What's the fastest way to find the set of non-dominated solutions in an ensemble of solutions? Or, in short, can Python do better than this algorithm?


Solution

  • If you're worried about actual speed, you definitely want to use numpy (as the clever algorithmic tweaks probably have way less effect than the gains to be had from using array operations). Here are three solutions that all compute the same function.
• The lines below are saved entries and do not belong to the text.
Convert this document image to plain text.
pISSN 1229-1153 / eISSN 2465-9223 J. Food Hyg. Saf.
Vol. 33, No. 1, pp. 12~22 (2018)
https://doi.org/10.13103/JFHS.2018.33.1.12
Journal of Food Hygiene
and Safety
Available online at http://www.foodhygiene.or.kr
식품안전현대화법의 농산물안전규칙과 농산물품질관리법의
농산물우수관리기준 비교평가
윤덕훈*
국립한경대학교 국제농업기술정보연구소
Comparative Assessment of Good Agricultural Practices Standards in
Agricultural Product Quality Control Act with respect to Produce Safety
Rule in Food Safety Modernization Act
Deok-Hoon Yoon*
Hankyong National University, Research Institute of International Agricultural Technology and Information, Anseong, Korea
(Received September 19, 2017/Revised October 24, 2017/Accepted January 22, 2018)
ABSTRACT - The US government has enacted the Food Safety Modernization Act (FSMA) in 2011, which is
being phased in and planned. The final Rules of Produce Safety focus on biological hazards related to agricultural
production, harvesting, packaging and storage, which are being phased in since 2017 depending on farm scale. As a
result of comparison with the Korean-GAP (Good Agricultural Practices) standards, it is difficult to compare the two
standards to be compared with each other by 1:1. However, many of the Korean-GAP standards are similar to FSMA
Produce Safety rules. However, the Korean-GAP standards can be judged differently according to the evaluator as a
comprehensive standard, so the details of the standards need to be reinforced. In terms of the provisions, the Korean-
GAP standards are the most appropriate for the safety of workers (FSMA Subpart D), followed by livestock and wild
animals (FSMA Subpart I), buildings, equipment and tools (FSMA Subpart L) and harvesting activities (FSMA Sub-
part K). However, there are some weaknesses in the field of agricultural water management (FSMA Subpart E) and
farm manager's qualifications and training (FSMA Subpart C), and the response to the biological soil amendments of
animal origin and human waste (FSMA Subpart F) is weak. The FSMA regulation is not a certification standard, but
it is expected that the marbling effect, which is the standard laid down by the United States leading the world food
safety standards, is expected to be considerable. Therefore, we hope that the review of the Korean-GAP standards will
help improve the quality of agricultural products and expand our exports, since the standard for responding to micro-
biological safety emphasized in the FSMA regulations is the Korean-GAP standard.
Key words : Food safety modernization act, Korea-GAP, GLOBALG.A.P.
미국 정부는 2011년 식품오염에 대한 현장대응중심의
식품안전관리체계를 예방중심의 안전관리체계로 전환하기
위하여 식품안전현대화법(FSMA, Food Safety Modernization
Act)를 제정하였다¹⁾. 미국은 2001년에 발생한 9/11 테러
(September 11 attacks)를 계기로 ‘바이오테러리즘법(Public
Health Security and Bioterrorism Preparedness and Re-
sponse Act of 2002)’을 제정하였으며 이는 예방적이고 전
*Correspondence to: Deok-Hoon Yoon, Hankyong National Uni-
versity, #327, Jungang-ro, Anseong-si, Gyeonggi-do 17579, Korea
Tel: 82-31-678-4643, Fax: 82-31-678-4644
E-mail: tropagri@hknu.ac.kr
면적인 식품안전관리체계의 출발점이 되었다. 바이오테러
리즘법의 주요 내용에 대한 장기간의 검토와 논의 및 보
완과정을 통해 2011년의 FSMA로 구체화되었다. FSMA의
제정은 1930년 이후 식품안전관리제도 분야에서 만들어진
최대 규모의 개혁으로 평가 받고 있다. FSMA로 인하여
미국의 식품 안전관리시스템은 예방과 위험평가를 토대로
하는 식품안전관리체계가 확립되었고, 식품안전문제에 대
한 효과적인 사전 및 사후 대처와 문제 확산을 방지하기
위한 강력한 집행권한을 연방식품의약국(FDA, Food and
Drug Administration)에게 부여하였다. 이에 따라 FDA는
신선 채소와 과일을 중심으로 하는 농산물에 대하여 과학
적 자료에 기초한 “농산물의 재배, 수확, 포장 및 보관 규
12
The is_pareto_efficient_dumb solution is slower in most situations but becomes faster as the number of costs increases, the is_pareto_efficient_simple solution is much more efficient than the dumb solution for many points, and the final is_pareto_efficient function is less readable but the fastest (so all are Pareto Efficient!).

    import numpy as np
    
    
    # Very slow for many datapoints.  Fastest for many costs, most readable
    def is_pareto_efficient_dumb(costs):
        """
        Find the pareto-efficient points
        :param costs: An (n_points, n_costs) array
        :return: A (n_points, ) boolean array, indicating whether each point is Pareto efficient
        """
        is_efficient = np.ones(costs.shape[0], dtype = bool)
        for i, c in enumerate(costs):
            is_efficient[i] = np.all(np.any(costs[:i]>c, axis=1)) and np.all(np.any(costs[i+1:]>c, axis=1))
        return is_efficient
    
    
    # Fairly fast for many datapoints, less fast for many costs, somewhat readable
    def is_pareto_efficient_simple(costs):
        """
        Find the pareto-efficient points
        :param costs: An (n_points, n_costs) array
        :return: A (n_points, ) boolean array, indicating whether each point is Pareto efficient
        """
        is_efficient = np.ones(costs.shape[0], dtype = bool)
        for i, c in enumerate(costs):
            if is_efficient[i]:
                is_efficient[is_efficient] = np.any(costs[is_efficient]<c, axis=1)  # Keep any point with a lower cost
                is_efficient[i] = True  # And keep self
        return is_efficient
    
    
    # Faster than is_pareto_efficient_simple, but less readable.
    def is_pareto_efficient(costs, return_mask = True):
        """
        Find the pareto-efficient points
        :param costs: An (n_points, n_costs) array
        :param return_mask: True to return a mask
        :return: An array of indices of pareto-efficient points.
            If return_mask is True, this will be an (n_points, ) boolean array
            Otherwise it will be a (n_efficient_points, ) integer array of indices.
        """
        is_efficient = np.arange(costs.shape[0])
        n_points = costs.shape[0]
        next_point_index = 0  # Next index in the is_efficient array to search for
        while next_point_index<len(costs):
            nondominated_point_mask = np.any(costs<costs[next_point_index], axis=1)
            nondominated_point_mask[next_point_index] = True
            is_efficient = is_efficient[nondominated_point_mask]  # Remove dominated points
            costs = costs[nondominated_point_mask]
            next_point_index = np.sum(nondominated_point_mask[:next_point_index])+1
        if return_mask:
            is_efficient_mask = np.zeros(n_points, dtype = bool)
            is_efficient_mask[is_efficient] = True
            return is_efficient_mask
        else:
            return is_efficient
    

    Profiling tests (using points drawn from a Normal distribution):

    With 10,000 samples, 2 costs:

    is_pareto_efficient_dumb: Elapsed time is 1.586s
    is_pareto_efficient_simple: Elapsed time is 0.009653s
    is_pareto_efficient: Elapsed time is 0.005479s
    

    With 1,000,000 samples, 2 costs:

    is_pareto_efficient_dumb: Really, really, slow
    is_pareto_efficient_simple: Elapsed time is 1.174s
    is_pareto_efficient: Elapsed time is 0.4033s
    

    With 10,000 samples, 15 costs:

    is_pareto_efficient_dumb: Elapsed time is 4.019s
    is_pareto_efficient_simple: Elapsed time is 6.466s
    is_pareto_efficient: Elapsed time is 6.41s
    

    Note that if efficiency is a concern you can gain maybe a further 2x or so speedup by reordering your data beforehand, see here.